Saturday, April 26, 2008

Bagels!!


Steve has been on a bread-making kick - baguettes, whole wheat seed bread, and now this morning - la pièce de résistance - bagels! We woke to their delicious, freshly made smell this morning. They look like bagels, but the most important - they taste like them too!

That's only one of many things about living in Italy that has helped us become more self-sufficient. Sometimes you just can't find what you are looking for and you need to make your own or simply do without and realize that after a while - it's not something you really miss anymore. In regards to food, our tastes just slowly evolved. In the U.S., you can have whatever kind of food you want, whenever you want it. We've learned to appreciate and prefer local and seasonal. Although we still get a craving for certain ethnic foods - Indian for example - we can also make our own at home and only when we want the particularly saucy, spicy kind do we go out looking for it. We have our own blend of Mexican/Puertorican food nights - Steve makes great flat bread that is infinitely better and without all the chemicals and preservatives you find in the package of El Paso tortillas they sell here at the local specialty food shop Castroni. I make my family's Puertorican style beans and our local organic shop has avocados for the guacamole, and freshly grown cilantro we can find from the Bangladeshi shop keepers at Piazza Vittorio.

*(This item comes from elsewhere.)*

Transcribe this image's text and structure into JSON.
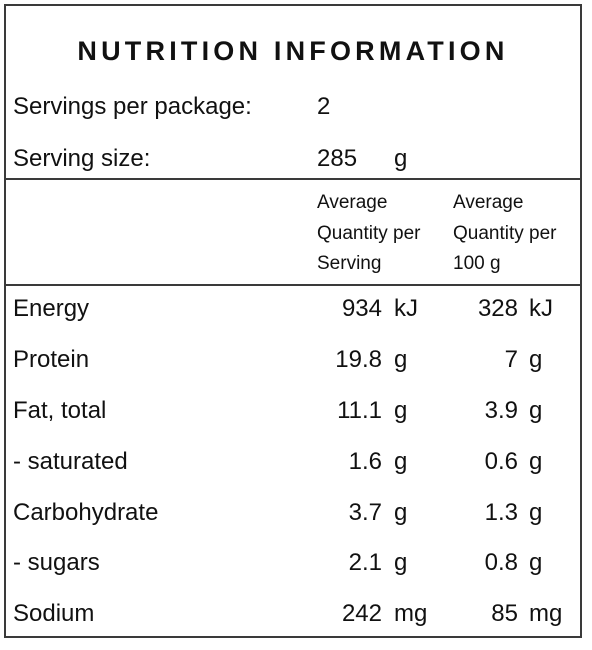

For the most part though we prefer Italian or Mediterranean food - things we can find and make with ingredients that are available now and that are fresh and flavorful. It's fun to drive out in the country and pick things up from the local farmers.

We are also supporters of the Slow Food movement. Their fantastic resource - "Osterie d'Italia" is a book that has never let us down. Not every meal has been mind-blowing, but we have never eaten badly. It also always takes us into small towns or borgos we would never find without the incentive of a possibly fabulous meal.

Yesterday we ended up in the nondescript town of Poggio Moiano - about an hour north of Rome - to try a restaurant that was in the guide. Traffic was horrific - all the Romans in an exodus for the three day weekend. We finally got there, and unfortunately, the town itself wasn't very interesting and incredibly quiet because of the holiday. The meal was good, but not spectacular - catering mostly to meat eaters. There was also a huge party because of a child's first communion so after being forgotten by the wait staff - our children got bored and we left without trying dessert. It was fine though - we were happy to leave and walk around the town a bit.


There's always a play ground to be found and our children are young enough that their expectations are low and they can have fun with nearly anything including this incline they found near some shops. Going up and speeding down was something they could have done for hours if we had let them.